Öcalan yasalar katkı sunmak isityor

“Sürecin başından beri ifade ettiği bir şey var; PKK’nin ortaya çıkışı, PKK’nin fesih edilmesi, PKK’nin Sayın Öcalan’ın çağrısı ile ortadan kalktığı zaman süreci ile ilgili Meclis Komisyonuyla konuşmak istiyor. PKK’nin ortaya çıkışının sebeplerini Meclis Komisyonu ile konuşacağını, bununla birlikte gelişen süreç ile birlikte kendisinin baş aktör olarak PKK’yi fesih ettiğini, demokratik siyasetin önünü açtığını bunu yaparken de Türkiye’nin demokratikleşmesine katkı sağlayacağını belirten bir yerden yaklaşıyor. Dolayısıyla Komisyonu hem dinlemek istiyor hem de kendi görüşlerini aktarmak istiyor. Sürece güçlü bir perspektif ile katkı sunma iradesi olduğu belirtiyor. Dolayısıyla Komisyon Sayın Öcalan ile görüşürse ve kendisini dinlerse ortaya çıkacak yasalara da katkı sunacağını düşünüyor. Bu onun en doğal hakkı. Çıkacak yasaların hukuki ve siyasi zemininin nasıl olacağına dair şuana kadar her hangi bir şey yok. Bunu da tartışmak istiyor. Kendini fesheden örgütün üyelerinin, Kandildekilerin demokratik siyasete nasıl katılacaklarına dair, bundan son neler yapacaklarına dair bir düzenlemenin yapılması gerek. Demokratik entegrasyona dair bir düzenlemenin yapılması gerektiğini düşünüyor. Bu konudaki görüşlerini demokratik bir müzakere çerçevesinde hem tartışmak hem de onları dinlemek istediğini son görüşmede belirti. Görüşmeden sonra devlet yetkilileri ile de bunu paylaştık. Komisyonun biran önce İmralı’ya gitmesi gerek. Dinlenme faslı bittikten sonra İmralı’ya Komisyon gitmeli”

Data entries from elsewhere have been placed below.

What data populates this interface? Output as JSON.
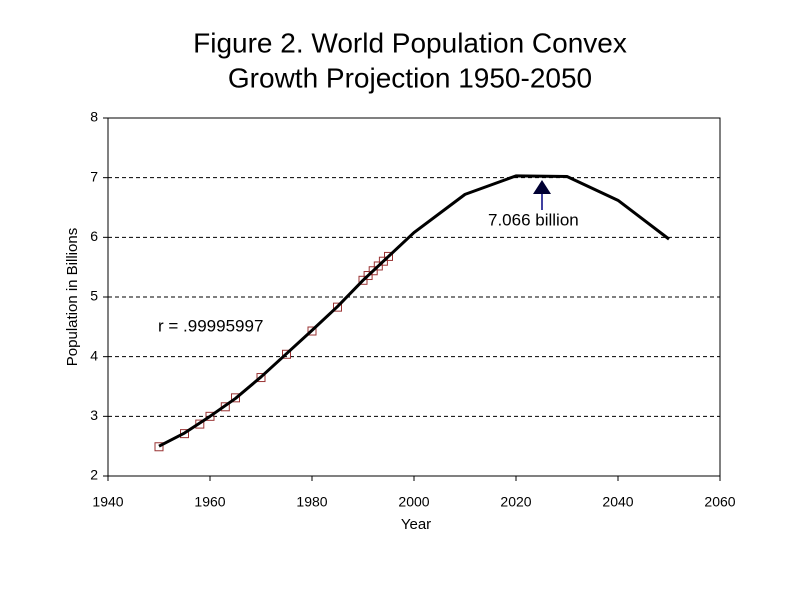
{
  "chart_data": {
    "type": "line",
    "title": [
      "Figure 2.  World Population Convex",
      "Growth Projection  1950-2050"
    ],
    "x_label": "Year",
    "y_label": "Population in Billions",
    "annotations": [
      "r = .99995997",
      "7.066 billion"
    ],
    "xlim": [
      1940,
      2060
    ],
    "xticks": [
      1940,
      1960,
      1980,
      2000,
      2020,
      2040,
      2060
    ],
    "ylim": [
      2,
      8
    ],
    "yticks": [
      2,
      3,
      4,
      5,
      6,
      7,
      8
    ],
    "grid": true,
    "series": [
      {
        "color": "#993333",
        "marker": "square",
        "line": false,
        "x": [
          1950,
          1955,
          1958,
          1960,
          1963,
          1965,
          1970,
          1975,
          1980,
          1985,
          1990,
          1991,
          1992,
          1993,
          1994,
          1995
        ],
        "values": [
          2.49,
          2.71,
          2.87,
          3.0,
          3.16,
          3.31,
          3.65,
          4.04,
          4.43,
          4.83,
          5.28,
          5.36,
          5.44,
          5.52,
          5.6,
          5.68
        ]
      },
      {
        "color": "#000000",
        "marker": "none",
        "line": true,
        "x": [
          1950,
          1955,
          1960,
          1965,
          1970,
          1975,
          1980,
          1985,
          1990,
          1995,
          2000,
          2010,
          2020,
          2030,
          2040,
          2050
        ],
        "values": [
          2.5,
          2.72,
          3.0,
          3.3,
          3.66,
          4.05,
          4.44,
          4.84,
          5.28,
          5.68,
          6.08,
          6.72,
          7.03,
          7.02,
          6.62,
          5.97
        ]
      }
    ]
  }
}
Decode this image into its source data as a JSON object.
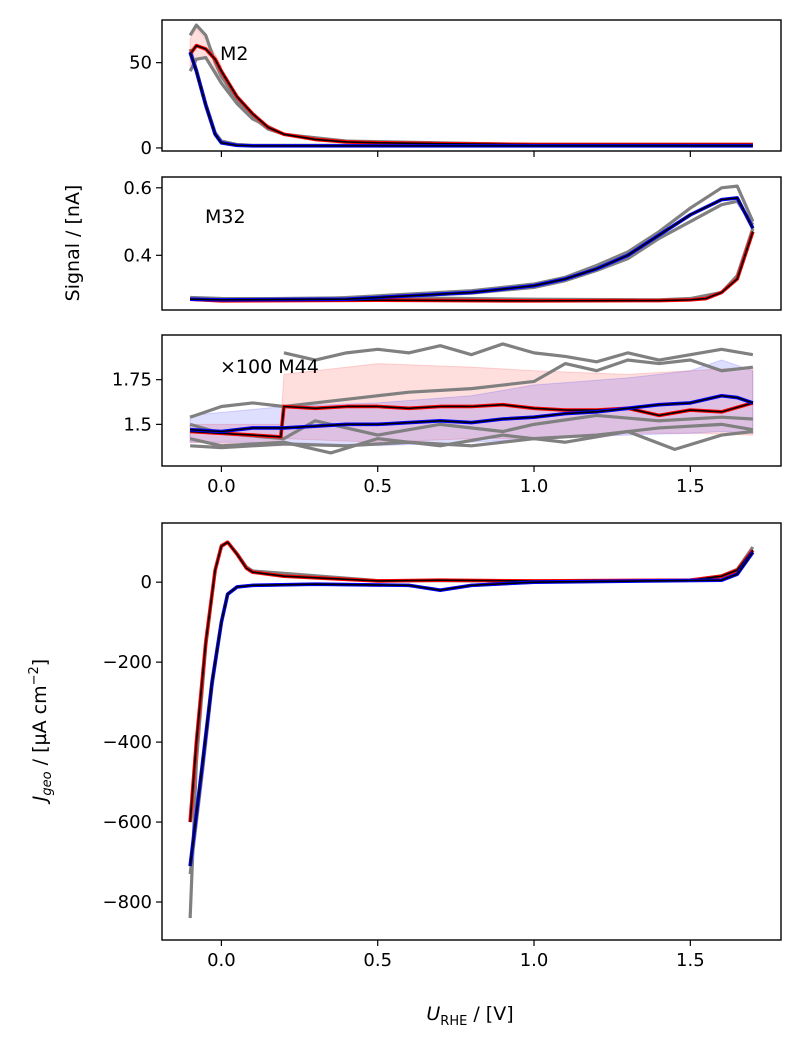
{
  "chart_data": [
    {
      "type": "line",
      "annotation": "M2",
      "ylim": [
        -1.8,
        75
      ],
      "yticks": [
        0,
        50
      ],
      "xlim": [
        -0.19,
        1.79
      ],
      "xticks": [
        0.0,
        0.5,
        1.0,
        1.5
      ],
      "show_xtick_labels": false,
      "grid": false,
      "series": [
        {
          "color": "#808080",
          "x": [
            -0.1,
            -0.08,
            -0.05,
            -0.02,
            0,
            0.05,
            0.1,
            0.15,
            0.2,
            0.3,
            0.5,
            1.0,
            1.7
          ],
          "y": [
            66,
            72,
            66,
            50,
            42,
            28,
            18,
            11,
            8,
            5,
            3,
            2,
            2
          ]
        },
        {
          "color": "#808080",
          "x": [
            -0.1,
            -0.08,
            -0.05,
            -0.02,
            0,
            0.05,
            0.1,
            0.2,
            0.4,
            1.0,
            1.7
          ],
          "y": [
            45,
            52,
            53,
            44,
            38,
            26,
            17,
            8,
            4,
            2,
            2
          ]
        },
        {
          "color": "#808080",
          "x": [
            -0.1,
            -0.08,
            -0.05,
            -0.02,
            0,
            0.05,
            0.1,
            0.3,
            1.0,
            1.7
          ],
          "y": [
            58,
            46,
            26,
            9,
            4,
            2,
            1.5,
            1.5,
            1.5,
            1.5
          ]
        },
        {
          "color": "#ff0000",
          "x": [
            -0.1,
            -0.08,
            -0.05,
            -0.02,
            0,
            0.05,
            0.1,
            0.15,
            0.2,
            0.3,
            0.4,
            0.5,
            0.7,
            1.0,
            1.7
          ],
          "y": [
            55,
            60,
            58,
            52,
            45,
            30,
            20,
            12,
            8,
            5,
            3.5,
            3,
            2.5,
            2,
            2
          ],
          "outline": "#000000"
        },
        {
          "color": "#0000ff",
          "x": [
            -0.1,
            -0.08,
            -0.05,
            -0.02,
            0,
            0.05,
            0.1,
            0.3,
            1.0,
            1.7
          ],
          "y": [
            56,
            45,
            25,
            8,
            3,
            1.5,
            1.2,
            1.2,
            1.2,
            1.2
          ],
          "outline": "#000000"
        }
      ],
      "bands": [
        {
          "color": "#ff0000",
          "x": [
            -0.1,
            -0.08,
            -0.05,
            -0.02,
            0
          ],
          "lower": [
            48,
            52,
            52,
            46,
            40
          ],
          "upper": [
            64,
            70,
            64,
            55,
            48
          ]
        }
      ]
    },
    {
      "type": "line",
      "annotation": "M32",
      "ylabel": "Signal / [nA]",
      "ylim": [
        0.238,
        0.632
      ],
      "yticks": [
        0.4,
        0.6
      ],
      "xlim": [
        -0.19,
        1.79
      ],
      "xticks": [],
      "grid": false,
      "series": [
        {
          "color": "#808080",
          "x": [
            -0.1,
            0,
            0.3,
            0.6,
            0.8,
            1.0,
            1.1,
            1.2,
            1.3,
            1.4,
            1.5,
            1.6,
            1.65,
            1.7
          ],
          "y": [
            0.275,
            0.272,
            0.27,
            0.285,
            0.295,
            0.315,
            0.335,
            0.37,
            0.41,
            0.47,
            0.54,
            0.6,
            0.605,
            0.5
          ]
        },
        {
          "color": "#808080",
          "x": [
            -0.1,
            0,
            0.3,
            0.6,
            0.8,
            1.0,
            1.1,
            1.2,
            1.3,
            1.4,
            1.5,
            1.6,
            1.65,
            1.7
          ],
          "y": [
            0.27,
            0.265,
            0.268,
            0.28,
            0.288,
            0.305,
            0.325,
            0.355,
            0.39,
            0.45,
            0.5,
            0.55,
            0.56,
            0.49
          ]
        },
        {
          "color": "#808080",
          "x": [
            -0.1,
            0.2,
            0.5,
            1.0,
            1.4,
            1.5,
            1.6,
            1.65,
            1.7
          ],
          "y": [
            0.27,
            0.272,
            0.275,
            0.27,
            0.268,
            0.272,
            0.29,
            0.34,
            0.48
          ]
        },
        {
          "color": "#ff0000",
          "x": [
            -0.1,
            0,
            0.2,
            0.5,
            1.0,
            1.4,
            1.5,
            1.55,
            1.6,
            1.65,
            1.7
          ],
          "y": [
            0.27,
            0.265,
            0.266,
            0.267,
            0.265,
            0.266,
            0.268,
            0.272,
            0.29,
            0.33,
            0.47
          ],
          "outline": "#000000"
        },
        {
          "color": "#0000ff",
          "x": [
            1.7,
            1.65,
            1.6,
            1.5,
            1.4,
            1.3,
            1.2,
            1.1,
            1.0,
            0.8,
            0.6,
            0.4,
            0,
            -0.1
          ],
          "y": [
            0.48,
            0.57,
            0.565,
            0.52,
            0.46,
            0.4,
            0.36,
            0.33,
            0.31,
            0.29,
            0.28,
            0.27,
            0.268,
            0.27
          ],
          "outline": "#000000"
        }
      ],
      "bands": []
    },
    {
      "type": "line",
      "annotation": "×100 M44",
      "ylim": [
        1.267,
        2.0
      ],
      "yticks": [
        1.5,
        1.75
      ],
      "xlim": [
        -0.19,
        1.79
      ],
      "xticks": [
        0.0,
        0.5,
        1.0,
        1.5
      ],
      "show_xtick_labels": true,
      "grid": false,
      "series": [
        {
          "color": "#808080",
          "x": [
            0.2,
            0.3,
            0.4,
            0.5,
            0.6,
            0.7,
            0.8,
            0.9,
            1.0,
            1.1,
            1.2,
            1.3,
            1.4,
            1.5,
            1.6,
            1.7
          ],
          "y": [
            1.9,
            1.86,
            1.9,
            1.92,
            1.9,
            1.94,
            1.89,
            1.95,
            1.9,
            1.88,
            1.85,
            1.9,
            1.86,
            1.89,
            1.92,
            1.89
          ]
        },
        {
          "color": "#808080",
          "x": [
            -0.1,
            0,
            0.1,
            0.2,
            0.4,
            0.6,
            0.8,
            0.9,
            1.0,
            1.1,
            1.2,
            1.3,
            1.4,
            1.5,
            1.6,
            1.7
          ],
          "y": [
            1.54,
            1.6,
            1.62,
            1.6,
            1.64,
            1.68,
            1.7,
            1.72,
            1.74,
            1.84,
            1.8,
            1.86,
            1.84,
            1.86,
            1.8,
            1.82
          ]
        },
        {
          "color": "#808080",
          "x": [
            -0.1,
            0,
            0.2,
            0.3,
            0.5,
            0.7,
            0.9,
            1.0,
            1.2,
            1.4,
            1.6,
            1.7
          ],
          "y": [
            1.5,
            1.45,
            1.42,
            1.52,
            1.44,
            1.5,
            1.46,
            1.5,
            1.55,
            1.52,
            1.54,
            1.53
          ]
        },
        {
          "color": "#808080",
          "x": [
            -0.1,
            0,
            0.2,
            0.35,
            0.5,
            0.7,
            0.9,
            1.1,
            1.3,
            1.45,
            1.6,
            1.7
          ],
          "y": [
            1.42,
            1.38,
            1.4,
            1.34,
            1.42,
            1.38,
            1.44,
            1.4,
            1.46,
            1.36,
            1.44,
            1.46
          ]
        },
        {
          "color": "#808080",
          "x": [
            -0.1,
            0,
            0.2,
            0.4,
            0.6,
            0.8,
            1.0,
            1.2,
            1.4,
            1.6,
            1.7
          ],
          "y": [
            1.38,
            1.37,
            1.39,
            1.38,
            1.4,
            1.38,
            1.42,
            1.44,
            1.48,
            1.5,
            1.47
          ]
        },
        {
          "color": "#ff0000",
          "x": [
            -0.1,
            0,
            0.1,
            0.19,
            0.2,
            0.3,
            0.4,
            0.5,
            0.6,
            0.7,
            0.8,
            0.9,
            1.0,
            1.1,
            1.2,
            1.3,
            1.4,
            1.5,
            1.6,
            1.7
          ],
          "y": [
            1.46,
            1.45,
            1.44,
            1.43,
            1.6,
            1.59,
            1.6,
            1.6,
            1.59,
            1.6,
            1.6,
            1.61,
            1.59,
            1.58,
            1.58,
            1.59,
            1.55,
            1.58,
            1.57,
            1.62
          ],
          "outline": "#000000"
        },
        {
          "color": "#0000ff",
          "x": [
            -0.1,
            0,
            0.1,
            0.2,
            0.3,
            0.4,
            0.5,
            0.6,
            0.7,
            0.8,
            0.9,
            1.0,
            1.1,
            1.2,
            1.3,
            1.4,
            1.5,
            1.6,
            1.65,
            1.7
          ],
          "y": [
            1.47,
            1.46,
            1.48,
            1.48,
            1.49,
            1.5,
            1.5,
            1.51,
            1.52,
            1.51,
            1.53,
            1.54,
            1.56,
            1.57,
            1.59,
            1.61,
            1.62,
            1.66,
            1.65,
            1.62
          ],
          "outline": "#000000"
        }
      ],
      "bands": [
        {
          "color": "#ff0000",
          "x": [
            -0.1,
            0.19,
            0.2,
            0.5,
            0.8,
            1.0,
            1.3,
            1.5,
            1.7
          ],
          "lower": [
            1.4,
            1.38,
            1.42,
            1.4,
            1.42,
            1.42,
            1.45,
            1.45,
            1.44
          ],
          "upper": [
            1.5,
            1.5,
            1.78,
            1.84,
            1.82,
            1.8,
            1.78,
            1.8,
            1.82
          ]
        },
        {
          "color": "#0000ff",
          "x": [
            -0.1,
            0.2,
            0.5,
            0.8,
            1.0,
            1.3,
            1.5,
            1.6,
            1.7
          ],
          "lower": [
            1.4,
            1.4,
            1.38,
            1.4,
            1.42,
            1.44,
            1.45,
            1.46,
            1.45
          ],
          "upper": [
            1.55,
            1.6,
            1.62,
            1.66,
            1.72,
            1.76,
            1.8,
            1.86,
            1.8
          ]
        }
      ]
    },
    {
      "type": "line",
      "ylabel": "J_geo / [µA cm^-2]",
      "ylabel_parts": {
        "main": "J",
        "sub": "geo",
        "rest": " / [µA cm",
        "sup": "−2",
        "end": "]"
      },
      "xlabel": "U_RHE / [V]",
      "xlabel_parts": {
        "main": "U",
        "sub": "RHE",
        "rest": " / [V]"
      },
      "ylim": [
        -895,
        148
      ],
      "yticks": [
        -800,
        -600,
        -400,
        -200,
        0
      ],
      "ytick_labels": [
        "−800",
        "−600",
        "−400",
        "−200",
        "0"
      ],
      "xlim": [
        -0.19,
        1.79
      ],
      "xticks": [
        0.0,
        0.5,
        1.0,
        1.5
      ],
      "show_xtick_labels": true,
      "grid": false,
      "series": [
        {
          "color": "#808080",
          "x": [
            -0.1,
            -0.08,
            -0.05,
            -0.02,
            0,
            0.02,
            0.05,
            0.08,
            0.1,
            0.2,
            0.5,
            1.0,
            1.5,
            1.6,
            1.65,
            1.7
          ],
          "y": [
            -840,
            -450,
            -160,
            30,
            92,
            100,
            72,
            38,
            28,
            22,
            4,
            3,
            5,
            16,
            32,
            88
          ]
        },
        {
          "color": "#808080",
          "x": [
            1.7,
            1.65,
            1.6,
            1.0,
            0.8,
            0.7,
            0.6,
            0.3,
            0.1,
            0.05,
            0.02,
            0,
            -0.03,
            -0.06,
            -0.1
          ],
          "y": [
            80,
            22,
            6,
            0,
            -8,
            -20,
            -8,
            -5,
            -8,
            -12,
            -30,
            -100,
            -260,
            -470,
            -730
          ]
        },
        {
          "color": "#ff0000",
          "x": [
            -0.1,
            -0.08,
            -0.05,
            -0.02,
            0,
            0.02,
            0.05,
            0.08,
            0.1,
            0.2,
            0.5,
            0.7,
            1.0,
            1.5,
            1.6,
            1.65,
            1.7
          ],
          "y": [
            -600,
            -400,
            -150,
            30,
            90,
            100,
            70,
            35,
            25,
            15,
            3,
            5,
            3,
            5,
            15,
            30,
            80
          ],
          "outline": "#000000"
        },
        {
          "color": "#0000ff",
          "x": [
            1.7,
            1.65,
            1.6,
            1.0,
            0.8,
            0.7,
            0.6,
            0.3,
            0.1,
            0.05,
            0.02,
            0,
            -0.03,
            -0.06,
            -0.1
          ],
          "y": [
            75,
            20,
            5,
            0,
            -8,
            -20,
            -8,
            -5,
            -8,
            -12,
            -30,
            -100,
            -250,
            -450,
            -710
          ],
          "outline": "#000000"
        }
      ],
      "bands": []
    }
  ]
}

Öcalan medyanın dilinlene rahatsız

“İYİ Parti, Zafer Partisi, buna bağlı olarak küçükte olsa bazı kesimlerin sürece karşı olduğunu hepimiz yakından takip ediyoruz. Belki bunların hassasiyetleri biraz göz önünde bulundurularak bazı gecikmeler yaşanıyor. Dolayısıyla bu kesimleri de ikna etmenin yada sürece dahil etmenin yol ve yöntemlerini iktidarın arayıp bulması gerekiyor. Bu süreç tüm Türkiye’yi ilgilendiren bir süre. Sadece bir kesimi ilgilendirmiyor. Türkiye’nin tamamını ilgilendiren bir süreç olduğu için iktidarın görevi bu kesimleri ikna etmesi ve sürecin içine katması gerek. Ancak bu yönlü bir çaba görmüyoruz. Bizim yaptığımız, söylemlerimiz ile birçok kesimi sürecin içine kattık ancak hala katılmayan karşı olan kesimler var. Sayın Öcalan son görüşmede medyanın dilinden rahatsız olduğu üzerinde de durdu. Medyanın diline dönük ciddi eleştirileri var. Hala birçok kanalın ve yorumcunun geçmişteki düşmanca dili sürdürdüğünü özellikle belirti. Bu kesimlerin derdinin barış ve kardeşlik olmadığını, hamaset ve düşmanlık olduğunu açık bir şekilde ifade etti. Medyada bazı kanalların sürecin aleyhine ifadeler kurması bizim çözeceğimiz bir sorun değil. Buda iktidarın meselesi. Bugün medya da yargıda AKP’nin elindedir. Bütün bunları iyileştirmek iktidarın görevi ancak burada da bir ilerleme kaydedilmediğini ifade etmek isterim”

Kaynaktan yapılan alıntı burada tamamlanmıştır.